Rendered

As search engine crawlers (and in particular Google) continue to integrate rendering into their crawling and indexing process, as SEOs we need to pay increasing attention to the effects of rendering on our web pages.

Traditionally, crawlers - both search engine crawlers and 3rd party crawlers like Sitebulb - would utilise the response HTML to extract links and content. These days however it is more complicated, as search engines are also rendering webpages (and firing JavaScript) before indexing of a page is completed.

This means that if you only ever crawl your site using a traditional 'source' HTML method, you may not be seeing the complete picture. Sitebulb has offered a JavaScript rendering option - our Chrome Crawler - since launch, and we have recently added a method for detecting the differences between response and rendered HTML, at scale.

Why is this important?

If the rendered HTML contains major differences to the response HTML, this might cause SEO problems. It also might mean that you are presenting web pages to Google in a way that differs from your expectation.

For example, you may think you are serving a particular page title, which is visible when you 'View Source', but actually JavaScript is rendering a different page title, which is the one Google end up using.
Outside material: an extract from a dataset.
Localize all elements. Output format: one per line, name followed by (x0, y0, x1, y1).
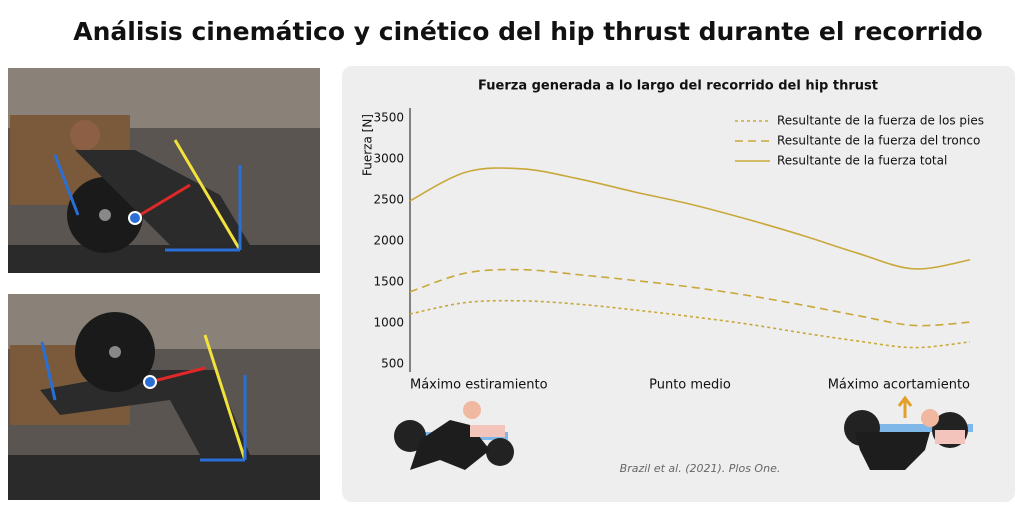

Sitebulb's response vs render report allows you to understand how JavaScript might be affecting important SEO elements, enabling you to explore questions such as:

  • Are pages suddenly no longer indexable?
  • Is page content changing?
  • Are links being created and modified?
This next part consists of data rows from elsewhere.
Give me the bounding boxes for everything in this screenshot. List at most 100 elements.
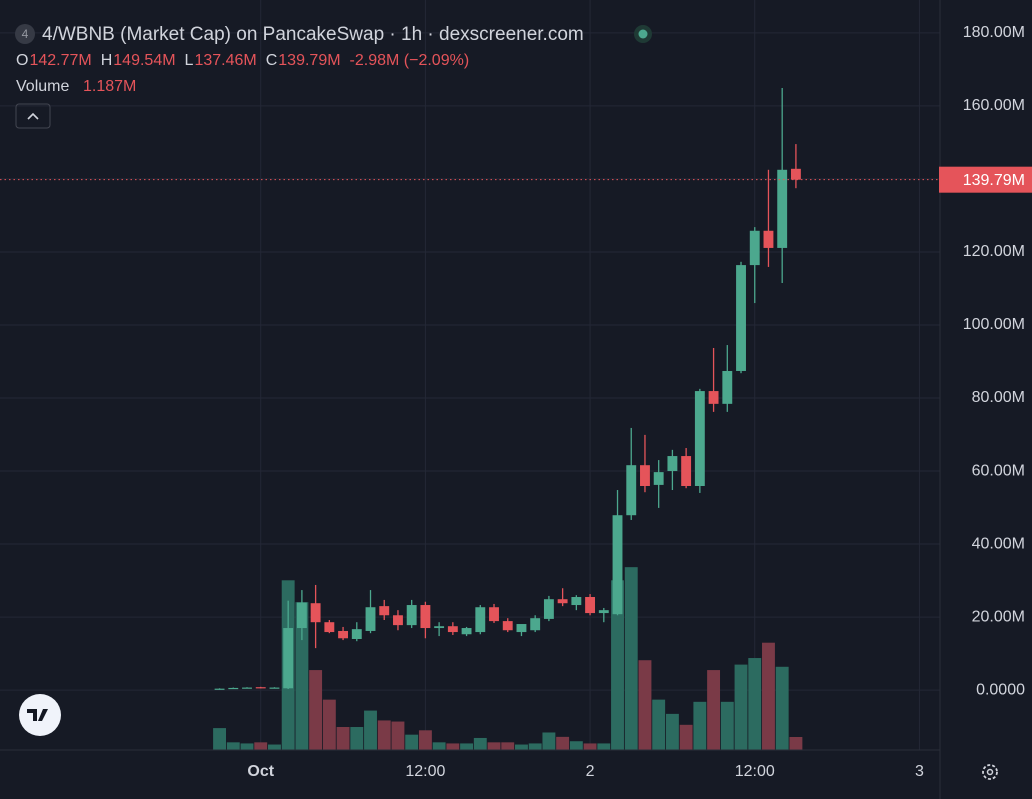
status-indicator bbox=[638, 29, 648, 39]
change-value: -2.98M (−2.09%) bbox=[350, 52, 470, 69]
volume-bar bbox=[213, 728, 227, 750]
volume-bar bbox=[446, 743, 460, 750]
volume-bar bbox=[322, 699, 336, 750]
candle-body bbox=[543, 599, 554, 619]
volume-bar bbox=[515, 744, 528, 750]
logo-circle bbox=[19, 694, 61, 736]
candle-body bbox=[626, 465, 637, 516]
candle-body bbox=[516, 624, 527, 633]
candle-body bbox=[255, 687, 266, 689]
settings-button[interactable] bbox=[982, 764, 998, 780]
volume-bar bbox=[268, 744, 281, 750]
candle-body bbox=[228, 687, 239, 690]
volume-bar bbox=[611, 580, 624, 750]
volume-value: 1.187M bbox=[83, 78, 136, 95]
volume-bar bbox=[569, 741, 583, 750]
ohlc-label: L bbox=[185, 52, 194, 69]
plot bbox=[0, 87, 940, 750]
settings-icon bbox=[986, 768, 994, 776]
volume-bar bbox=[528, 743, 542, 750]
x-tick-label: 12:00 bbox=[735, 763, 775, 780]
candle-body bbox=[790, 168, 801, 180]
candle-body bbox=[447, 626, 458, 633]
settings-icon bbox=[982, 764, 998, 780]
x-tick-label: Oct bbox=[247, 763, 274, 780]
ohlc-label: O bbox=[16, 52, 28, 69]
chart-title: 4/WBNB (Market Cap) on PancakeSwap · 1h … bbox=[42, 24, 584, 45]
volume-bar bbox=[405, 734, 419, 750]
candle-body bbox=[214, 688, 225, 690]
ohlc-label: C bbox=[266, 52, 278, 69]
candle-body bbox=[585, 597, 596, 614]
volume-bar bbox=[762, 642, 775, 750]
legend: 4 4/WBNB (Market Cap) on PancakeSwap · 1… bbox=[15, 24, 652, 129]
volume-bar bbox=[364, 710, 377, 750]
volume-bar bbox=[473, 737, 487, 750]
y-tick-label: 80.00M bbox=[972, 389, 1025, 406]
y-tick-label: 40.00M bbox=[972, 535, 1025, 552]
candle-body bbox=[777, 169, 788, 248]
volume-bar bbox=[254, 742, 268, 750]
logo-mark bbox=[27, 709, 48, 721]
candle-body bbox=[242, 687, 252, 689]
x-tick-label: 2 bbox=[586, 763, 595, 780]
candle-body bbox=[283, 628, 294, 689]
volume-bar bbox=[707, 670, 721, 750]
volume-bar bbox=[693, 701, 707, 750]
y-tick-label: 60.00M bbox=[972, 462, 1025, 479]
volume-bar bbox=[665, 713, 679, 750]
volume-bar bbox=[226, 742, 240, 750]
y-tick-label: 180.00M bbox=[963, 24, 1025, 41]
candle-body bbox=[640, 465, 650, 487]
volume-bar bbox=[350, 727, 364, 750]
volume-bar bbox=[583, 743, 597, 750]
volume-bar bbox=[597, 743, 611, 750]
candle-body bbox=[694, 391, 705, 487]
chevron-icon bbox=[27, 112, 39, 120]
volume-label: Volume bbox=[16, 78, 69, 95]
volume-bar bbox=[679, 724, 693, 750]
ohlc-label: H bbox=[101, 52, 113, 69]
candle-body bbox=[749, 230, 760, 266]
candle-body bbox=[296, 602, 307, 629]
price-tag-label: 139.79M bbox=[963, 172, 1025, 189]
volume-bar bbox=[240, 743, 254, 750]
candle-body bbox=[722, 370, 733, 404]
volume-bar bbox=[789, 737, 803, 750]
x-tick-label: 3 bbox=[915, 763, 924, 780]
volume-bar bbox=[556, 736, 570, 750]
candle-body bbox=[434, 626, 445, 629]
ohlc-value: 137.46M bbox=[194, 52, 256, 69]
candle-body bbox=[393, 615, 403, 626]
y-tick-label: 160.00M bbox=[963, 97, 1025, 114]
volume-bar bbox=[652, 699, 666, 750]
candle-body bbox=[351, 629, 362, 639]
candle-body bbox=[310, 603, 321, 623]
volume-bar bbox=[309, 670, 323, 750]
x-tick-label: 12:00 bbox=[405, 763, 445, 780]
volume-bar bbox=[432, 742, 446, 750]
badge bbox=[15, 24, 35, 44]
candle-body bbox=[489, 607, 499, 622]
collapse-button[interactable] bbox=[15, 103, 51, 129]
candle-body bbox=[667, 456, 678, 472]
y-tick-label: 0.0000 bbox=[976, 681, 1025, 698]
candle-body bbox=[338, 630, 349, 639]
logo bbox=[19, 694, 61, 736]
price-tag bbox=[939, 166, 1032, 193]
candle-body bbox=[530, 618, 541, 631]
candle-body bbox=[365, 607, 376, 631]
volume-bar bbox=[460, 743, 474, 750]
volume-bar bbox=[720, 701, 734, 750]
candle-body bbox=[475, 607, 486, 633]
candle-body bbox=[612, 515, 623, 615]
candle-body bbox=[406, 605, 417, 626]
candle-body bbox=[269, 687, 280, 689]
volume-bar bbox=[775, 666, 789, 750]
candle-body bbox=[324, 622, 335, 633]
volume-bar bbox=[501, 742, 515, 750]
ohlc-value: 139.79M bbox=[278, 52, 340, 69]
If these things are changing during rendering, why are they changing? 

And perhaps more pertinent still: should they be changing?

Why is this important?

Rendering webpages is a resource intensive task, and it takes significantly longer than simply grabbing source (response) HTML content.

This is why Google essentially crawl URLs in a two-stage process: their 'first look' is of the HTML response, then they render the page and have a 'second look' at the rendered HTML, then they update the index based on what they found in the rendered HTML.

As a result, URLs can and do enter the index initially based on this 'first look', i.e. the HTML response, and there will be an indeterminate amount of time between this and the 'second look', i.e. the rendered HTML.

So it is important that the HTML responses contains all of the core elements as you want them to be included in the index:

  • Meta robots
  • Canonicals
  • Page Title
  • Meta Description

Otherwise, you may find that pages are getting indexed with the wrong data.